AI in processing trade documents – Anomaly Detection

In the era of big data, the Census and Statistics Department (C&SD) has leveraged artificial intelligence (AI) and data science to enhance operational efficiency and improve the quality of its statistical services. Processing around 70,000 import/export declarations daily for compiling external merchandise trade statistics, C&SD faces the complex task of verifying millions of commodity classifications and declared unit values, traditionally relying on extensive manual review of free-text descriptions.

Since 2018, C&SD has pioneered the use of AI models to analyse unstructured data. By employing deep learning algorithms trained on millions of labeled commodity descriptions, C&SD has utilised internal resources and expertise to develop an automated system for commodity coding and unit value anomaly detection. This innovative approach has significantly reduced manual checks and improved data quality. During the pandemic, the AI models ensured smooth routines despite severe manpower constraints, especially in the period when special work arrangements for government employees were implemented and a portion of staff had been arranged to work from home as far as possible.

By early 2024, C&SD had incorporated this technology into its workflows. As of now, this has achieved a remarkable reduction of over half in manpower for manual checking procedures. This efficiency gain enabled the reallocation of resources to establish two strategic branches: the Data Science Branch (1) and the Social Data Development Branch. This positions C&SD to strengthen its capabilities in analysing big data and capitalising on digital transformation opportunities, with a view to delivering more sophisticated statistical analyses and higher quality of statistical services across various domains.

Please watch the video (Cantonese only) below for details.

[Show the video contents]

Male Statistician:

The Census and Statistics Department (C&SD) handles over a million trade declarations every month to compile the "External Merchandise Trade Statistics".

In the past, computer systems struggled to process textual data, and we were only able to manually validate a small portion of the trade declarations. This was really a significant challenge!

In recent years, we have developed two AI models using deep learning techniques to simulate the human brain's ability to recognise and analyse the information on trade declarations.

We trained these AI models using millions of records with commodity descriptions, enabling them to automatically validate the textual description on every new trade declaration, verify the commodity codes, and calculate whether the values and quantities of the commodities are reasonable.

By early 2024, we had fully implemented these AI models to process trade declarations, achieving promising results! The AI models can now validate approximately three million trade declaration records in just two and a half hours, significantly improving the quantity of trade declarations being validated and also the quality of statistics, while reducing over 40% of the manpower involved.

With the resources saved, we have established two new branches, Data Science Branch and Social Data Development Branch, and expanded our big data team to focus on the promotion and training on big data applications.

Female Statistician:

Population Censuses, conducted every ten years, traditionally required the participation of the entire population, with 10% completing a long questionnaire and the remaining 90% answering a short one. Population By-censuses, conducted between two full censuses, require only 10% of the population to complete the long questionnaire. The short questionnaire asks for basic demographic information such as age, sex, and whether the respondent is a permanent resident. These data are used to calculate Hong Kong's population base.

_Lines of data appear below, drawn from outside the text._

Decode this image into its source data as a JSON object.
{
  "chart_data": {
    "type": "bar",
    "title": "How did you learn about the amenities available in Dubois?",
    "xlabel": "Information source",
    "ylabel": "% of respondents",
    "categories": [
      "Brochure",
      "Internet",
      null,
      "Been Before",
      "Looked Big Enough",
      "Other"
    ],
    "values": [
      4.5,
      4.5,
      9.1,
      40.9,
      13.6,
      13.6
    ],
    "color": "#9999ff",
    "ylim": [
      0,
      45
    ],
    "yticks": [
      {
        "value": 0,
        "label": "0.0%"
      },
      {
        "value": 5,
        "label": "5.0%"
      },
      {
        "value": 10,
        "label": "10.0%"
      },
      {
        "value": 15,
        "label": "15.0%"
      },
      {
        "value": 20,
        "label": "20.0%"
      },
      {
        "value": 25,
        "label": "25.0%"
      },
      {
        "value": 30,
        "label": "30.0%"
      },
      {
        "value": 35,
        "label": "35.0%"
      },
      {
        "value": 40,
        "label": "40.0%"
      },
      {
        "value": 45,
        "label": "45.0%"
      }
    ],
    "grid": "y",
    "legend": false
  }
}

After analysing the 2021 Census data, the department discovered that administrative records from the Immigration Department, such as birth, death, and movement records, could already accurately reflect the demographic structure, which fulfill the same purpose as the short questionnaire.

Starting from 2026, we will conduct a population census every five years, with the scale similar to population by-census, where only 10% of the population will be selected to answer the long questionnaire. Together with the use of administrative data to calculate the population base, we can achieve results as accurate as a full census.

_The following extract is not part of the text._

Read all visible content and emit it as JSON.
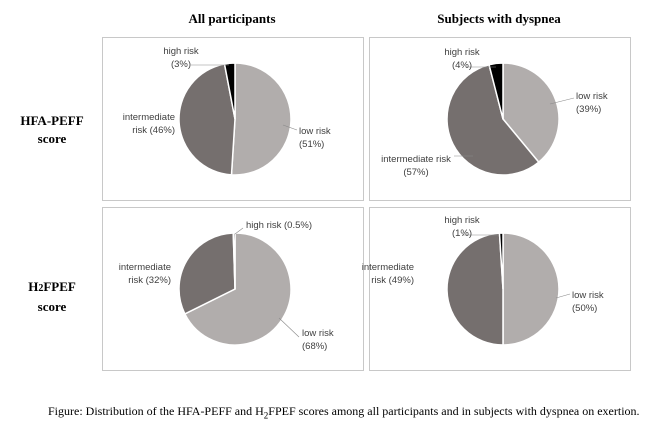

Additionally, we are actively utilising administrative data from other departments with a view to trimming down the long questionnaire. For example, data on floor area can be provided by the Housing Department and the Rating and Valuation Department, and data on welfare subsidies can be obtained from the Social Welfare Department, etc . By matching these data with our census records, we can reduce the number of questions respondents need to answer, saving both costs and respondents’ time!

The department estimates that by leveraging administrative data and re-organising workflows, we can save 40% of the costs for the 2026 and 2031 censuses combined, amounting to approximately 680 million dollars!

Both Statisticians:

In the future, the C&SD will continue to explore the applications of new technologies, streamline workflows, and optimise manpower to provide higher-quality statistical services to the government and the public!